Cell Genesys Drug May Help Body Learn to Fight Cancer

A Cell Genesys Inc. study of 56 patients suggests the immune system may be taught to recognize cancer as a threat and hunt it down in the body, a researcher said today.

About 76 percent of people given Cell Genesys Inc.'s Gvax drug in the study lived at least two years, according to a statement from Johns Hopkins University. Other studies have found that fewer than half of people with pancreatic cancer live as long as two years, the researchers said. The trial didn't compare Gvax with a placebo or another drug, as regulators often demand for approval.

Scientists have been trying for decades to create so-called cancer ``vaccines'' to prompt the immune system to wipe out tumors. Companies ranging from the world's third-biggest drugmaker, Sanofi-Aventis SA, to unprofitable Dendreon Corp. (DNDN) have tested vaccines. The American Association of Cancer Research highlighted Cell Genesys's work at a meeting today in Philadelphia.

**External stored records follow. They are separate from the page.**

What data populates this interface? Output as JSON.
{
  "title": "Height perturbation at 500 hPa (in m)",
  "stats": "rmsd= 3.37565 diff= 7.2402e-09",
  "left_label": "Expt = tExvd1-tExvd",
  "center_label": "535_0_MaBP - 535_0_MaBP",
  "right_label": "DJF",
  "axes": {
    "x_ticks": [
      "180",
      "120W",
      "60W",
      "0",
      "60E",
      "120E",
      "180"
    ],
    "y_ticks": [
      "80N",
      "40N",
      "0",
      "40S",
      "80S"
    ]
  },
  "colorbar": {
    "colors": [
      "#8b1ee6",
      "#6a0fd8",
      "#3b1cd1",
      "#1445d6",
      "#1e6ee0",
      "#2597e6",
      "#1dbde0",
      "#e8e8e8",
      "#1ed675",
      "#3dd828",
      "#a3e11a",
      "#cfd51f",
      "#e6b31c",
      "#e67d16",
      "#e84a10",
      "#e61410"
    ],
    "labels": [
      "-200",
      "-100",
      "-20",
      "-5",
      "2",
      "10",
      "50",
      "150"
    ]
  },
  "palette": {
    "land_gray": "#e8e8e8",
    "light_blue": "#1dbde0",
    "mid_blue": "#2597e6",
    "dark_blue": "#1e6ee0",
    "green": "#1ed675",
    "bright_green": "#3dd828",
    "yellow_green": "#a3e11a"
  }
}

``This is preliminary, but it is another piece of the puzzle,'' said Daniel Laheru, the study's author and an assistant professor at Johns Hopkins University's Sidney Kimmel Comprehensive Cancer Center in Baltimore, in a telephone interview yesterday.

Cell Genesys shares rose 25 cents, or 4.6 percent, to $5.74 as of 4:00 p.m. on the Nasdaq Stock Market. Before today, the stock had fallen 29 percent this year. Cell Genesys, founded in 1988, hasn't yet developed a product.

Immune System

The Cell Genesys vaccine is intended to find and kill pancreatic cancer cells that persist after surgery and radiation. More than 32,000 Americans will learn this year that they have pancreatic cancer, the American Cancer Society's Web site said.

Cancer of the pancreas, an insulin-producing gland tucked deep in the abdomen, is rarely diagnosed before it has spread. Surgeons remove the tumors and then try radiation and other approaches to kill stray tumor cells.

It's difficult to explain to patients how the immune system can target cancer, Laheru said.

``They say `If my immune system was so smart, why did I get cancer in the first place?''' Laheru said.

Cell Genesys has moved its Gvax treatment into the third and final stage of testing as a prostate cancer treatment. The research presented at the Philadelphia meeting is from the second stage of testing and will need to be confirmed in a larger study, said Laheru, who treats patients with pancreatic cancer.

``I don't want anyone to be fooled'' into thinking his research proves a benefit for Gvax, he said.

Cell Genesys's third-quarter net loss widened to $27.3 million, or 60 cents a share, from $24 million, or 54 cents a share, a year earlier.